Editor’s Note: Around the country, families and advocates have had to resort to class action lawsuits to push states and districts to do right by children with disabilities. In this essay, lawyer and advocate Jennifer Coco shows why it takes more than lawsuits to get children with disabilities the education they deserve, and how public transparency and family partnership must persist when courts decide to step back from enforcing the law.
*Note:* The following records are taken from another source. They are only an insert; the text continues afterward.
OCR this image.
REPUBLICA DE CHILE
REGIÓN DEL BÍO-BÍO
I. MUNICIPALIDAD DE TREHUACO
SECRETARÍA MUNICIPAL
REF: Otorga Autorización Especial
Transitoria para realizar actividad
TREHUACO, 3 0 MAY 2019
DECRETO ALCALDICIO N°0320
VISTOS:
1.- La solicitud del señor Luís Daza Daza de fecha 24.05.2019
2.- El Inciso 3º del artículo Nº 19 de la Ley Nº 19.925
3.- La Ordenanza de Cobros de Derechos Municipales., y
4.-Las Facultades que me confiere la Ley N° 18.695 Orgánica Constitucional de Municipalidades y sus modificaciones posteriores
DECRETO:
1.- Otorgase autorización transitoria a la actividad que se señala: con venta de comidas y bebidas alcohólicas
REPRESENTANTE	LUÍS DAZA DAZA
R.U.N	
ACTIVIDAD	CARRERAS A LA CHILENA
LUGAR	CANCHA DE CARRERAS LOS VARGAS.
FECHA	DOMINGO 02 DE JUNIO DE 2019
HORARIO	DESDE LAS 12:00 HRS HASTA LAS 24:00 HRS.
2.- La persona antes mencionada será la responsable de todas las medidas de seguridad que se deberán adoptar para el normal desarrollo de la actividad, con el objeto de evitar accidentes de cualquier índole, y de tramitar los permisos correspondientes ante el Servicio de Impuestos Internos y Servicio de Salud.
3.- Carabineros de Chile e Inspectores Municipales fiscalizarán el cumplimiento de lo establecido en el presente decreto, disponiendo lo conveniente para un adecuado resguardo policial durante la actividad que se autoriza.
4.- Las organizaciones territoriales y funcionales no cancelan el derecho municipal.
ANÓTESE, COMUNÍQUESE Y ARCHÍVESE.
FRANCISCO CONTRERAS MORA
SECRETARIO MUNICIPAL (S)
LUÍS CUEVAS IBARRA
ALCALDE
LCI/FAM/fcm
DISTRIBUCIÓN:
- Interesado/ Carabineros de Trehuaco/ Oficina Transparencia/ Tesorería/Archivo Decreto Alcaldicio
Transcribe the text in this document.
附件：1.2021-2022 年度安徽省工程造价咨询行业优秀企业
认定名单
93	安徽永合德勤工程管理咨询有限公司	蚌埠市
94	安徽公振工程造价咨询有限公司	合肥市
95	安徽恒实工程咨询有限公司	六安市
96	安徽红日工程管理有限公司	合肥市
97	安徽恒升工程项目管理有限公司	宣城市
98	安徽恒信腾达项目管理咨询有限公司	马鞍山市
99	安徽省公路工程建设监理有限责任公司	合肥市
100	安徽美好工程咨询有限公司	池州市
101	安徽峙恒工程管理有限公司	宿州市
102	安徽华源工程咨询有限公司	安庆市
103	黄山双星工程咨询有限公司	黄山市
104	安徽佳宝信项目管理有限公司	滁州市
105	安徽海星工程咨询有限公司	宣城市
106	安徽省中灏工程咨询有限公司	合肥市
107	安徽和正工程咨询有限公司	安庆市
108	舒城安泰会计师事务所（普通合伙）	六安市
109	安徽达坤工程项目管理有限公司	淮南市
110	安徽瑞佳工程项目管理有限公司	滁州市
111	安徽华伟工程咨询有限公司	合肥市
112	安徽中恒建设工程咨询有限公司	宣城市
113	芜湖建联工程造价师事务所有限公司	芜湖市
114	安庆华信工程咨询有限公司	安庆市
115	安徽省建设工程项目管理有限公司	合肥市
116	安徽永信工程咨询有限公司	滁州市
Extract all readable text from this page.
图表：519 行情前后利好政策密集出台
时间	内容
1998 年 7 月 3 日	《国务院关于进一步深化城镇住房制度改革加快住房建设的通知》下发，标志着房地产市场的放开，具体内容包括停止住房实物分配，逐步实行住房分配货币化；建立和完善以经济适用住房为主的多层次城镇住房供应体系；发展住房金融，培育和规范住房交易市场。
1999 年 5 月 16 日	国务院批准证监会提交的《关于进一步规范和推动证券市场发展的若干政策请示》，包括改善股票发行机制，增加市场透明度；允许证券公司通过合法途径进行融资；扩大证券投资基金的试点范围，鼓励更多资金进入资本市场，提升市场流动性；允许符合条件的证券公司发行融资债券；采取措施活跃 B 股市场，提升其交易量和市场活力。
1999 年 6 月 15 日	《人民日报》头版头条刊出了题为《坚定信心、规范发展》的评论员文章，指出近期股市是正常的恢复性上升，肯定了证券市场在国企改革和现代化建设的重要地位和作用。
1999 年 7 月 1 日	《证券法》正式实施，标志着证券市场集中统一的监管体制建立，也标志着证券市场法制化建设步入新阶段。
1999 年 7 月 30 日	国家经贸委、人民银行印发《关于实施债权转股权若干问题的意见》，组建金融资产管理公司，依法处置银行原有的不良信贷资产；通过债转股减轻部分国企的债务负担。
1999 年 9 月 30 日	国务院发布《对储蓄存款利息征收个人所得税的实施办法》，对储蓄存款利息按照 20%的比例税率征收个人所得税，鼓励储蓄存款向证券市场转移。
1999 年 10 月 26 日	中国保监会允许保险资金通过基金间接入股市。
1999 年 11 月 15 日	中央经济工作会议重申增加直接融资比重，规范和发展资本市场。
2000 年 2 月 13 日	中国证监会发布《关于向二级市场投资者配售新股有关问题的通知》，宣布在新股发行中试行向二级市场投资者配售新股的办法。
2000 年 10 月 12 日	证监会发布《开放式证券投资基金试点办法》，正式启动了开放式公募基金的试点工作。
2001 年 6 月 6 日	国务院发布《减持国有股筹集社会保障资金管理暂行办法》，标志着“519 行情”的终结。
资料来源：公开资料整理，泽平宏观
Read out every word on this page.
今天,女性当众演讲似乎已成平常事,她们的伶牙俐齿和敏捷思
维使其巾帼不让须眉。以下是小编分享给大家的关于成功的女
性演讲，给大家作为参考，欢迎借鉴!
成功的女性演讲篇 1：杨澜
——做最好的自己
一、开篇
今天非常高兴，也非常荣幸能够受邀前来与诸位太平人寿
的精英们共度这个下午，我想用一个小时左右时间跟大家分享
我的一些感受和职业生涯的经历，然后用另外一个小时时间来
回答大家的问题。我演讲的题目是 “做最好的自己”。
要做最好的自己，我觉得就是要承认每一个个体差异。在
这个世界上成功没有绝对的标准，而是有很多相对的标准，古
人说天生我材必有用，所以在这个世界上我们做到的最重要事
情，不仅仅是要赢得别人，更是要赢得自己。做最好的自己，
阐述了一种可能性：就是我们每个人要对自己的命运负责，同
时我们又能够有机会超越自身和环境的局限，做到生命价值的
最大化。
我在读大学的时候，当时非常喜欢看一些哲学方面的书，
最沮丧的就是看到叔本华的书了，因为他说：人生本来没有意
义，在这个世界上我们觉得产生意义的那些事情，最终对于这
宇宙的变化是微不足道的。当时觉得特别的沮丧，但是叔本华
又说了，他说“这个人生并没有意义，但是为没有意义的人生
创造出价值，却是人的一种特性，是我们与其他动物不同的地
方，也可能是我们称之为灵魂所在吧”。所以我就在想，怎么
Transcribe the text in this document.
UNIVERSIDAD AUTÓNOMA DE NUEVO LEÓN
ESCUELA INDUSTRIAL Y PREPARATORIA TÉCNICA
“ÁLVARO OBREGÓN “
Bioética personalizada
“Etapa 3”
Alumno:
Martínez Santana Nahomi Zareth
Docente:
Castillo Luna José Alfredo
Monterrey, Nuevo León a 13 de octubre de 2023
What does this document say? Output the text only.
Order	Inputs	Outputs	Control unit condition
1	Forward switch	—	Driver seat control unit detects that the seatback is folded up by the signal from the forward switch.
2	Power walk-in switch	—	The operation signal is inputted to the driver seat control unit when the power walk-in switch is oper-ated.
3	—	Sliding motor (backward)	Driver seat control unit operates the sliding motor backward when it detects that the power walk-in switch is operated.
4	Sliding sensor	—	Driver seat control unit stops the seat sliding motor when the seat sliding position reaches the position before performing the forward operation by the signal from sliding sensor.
Ten years ago last month, a team of advocacy organizations filed the New Orleans special education lawsuit (P.B. v. White) in federal court. The class-action suit laid out the harms caused by the Louisiana Department of Education’s failure to deliver special education services to students with disabilities as required by the federal Individuals with Disabilities Education Act (IDEA). Ultimately, the case resulted in a still-active consent judgment that provided federal oversight over special education in New Orleans.
As a member of the team that filed and litigated the lawsuit, and as class counsel until 2018, I’ve spent a decade enmeshed in local issues of special education and have seen firsthand what has worked and what hasn’t. Faced with the court’s public consideration of dissolving the consent judgment and the challenge of delivering special education services during the COVID-19 pandemic, these lessons feel especially relevant.
- Lawsuits Are a Last Resort
Lawsuits are not a panacea. Class action challenges against school systems for deficient programs are difficult to mount, let alone sustain, especially when it comes to special education. The IDEA is explicit that it wants to see disputes resolved through teamwork, negotiation, conflict resolution, and communication between parents, teachers, and administrators.
And legal action comes with a steep price. The New Orleans special education lawsuit has led to incredible systemic reforms for children in our city. But the ten years spent fighting for and implementing the consent judgment represent most of a child’s K-12 education. And for some of the lawsuit’s plaintiffs, the reforms didn’t come in time.
I wish we could have ensured that each of the thousands of children impacted by the consent judgment saw even some change in their individual education. But that’s not how consent judgments work. You prioritize big picture reforms for the greater good of all.
- Maximizing Outcomes for Students with Disabilities Demands Teamwork
The entire premise of our federal special education laws is that adults work together to create good programs for students with disabilities and assess and amend these programs at regular intervals. But teamwork can’t be limited to the school building.
Schools must treat families as equal partners – listening to concerns, demystifying complicated pedagogical approaches, and hearing their feedback on what works at home. And educators must bring families into the IEP process. Handing them a prefilled form to sign (which is illegal, but happens all the time) doesn’t count.
Policy improvements also require cooperation. As a member of the committee that vetted New Orleans’ Differentiated Funding Formula, which allocates funding based on need, I shifted from being an adversary to partnering with school system stakeholders. It taught me volumes about what we can achieve when we negotiate and listen, even if we need to overcome existing distrust.
- A Culture of Transparency and Continuous Improvement Leads to Results
The most important lasting outcome of the consent judgment is the proactive, routine monitoring of New Orleans’ special education programs, and the transparency that has come with it. As comfort with this practice grows, schools are both admitting when their special education programs need work and accepting that they will be monitored and given feedback. Additionally, there is greater public awareness about schools’ special education programs.
This acceptance and transparency are essential. The lawsuit was necessary in part because local stakeholders refused to acknowledge the systemic problems with special education—even while a breakdown in important monitoring systems meant that issues were going unresolved.
Further, all levels of education bureaucracy must engage in the Continuous Improvement & Focused Monitoring Systems that special education law requires. It’s not sexy stuff, but it’s essential. It sets the expectation that everyone’s special education programs are a work in progress, that we will root out weaknesses in our special education programs, develop plans to improve them, and do so in a transparent way that includes compensatory services to students who lost out.
Being placed on a corrective action plan is painful, and it results in a lot of hard work for schools. But moving forward with corrective action is far preferable to hiding poor practices in the shadows.
No matter the future of the consent judgment, New Orleans has come too far to lose momentum now. We must maintain our citywide commitment to continuous improvement and transparency. Only through a cooperative approach can we improve the education of students with disabilities.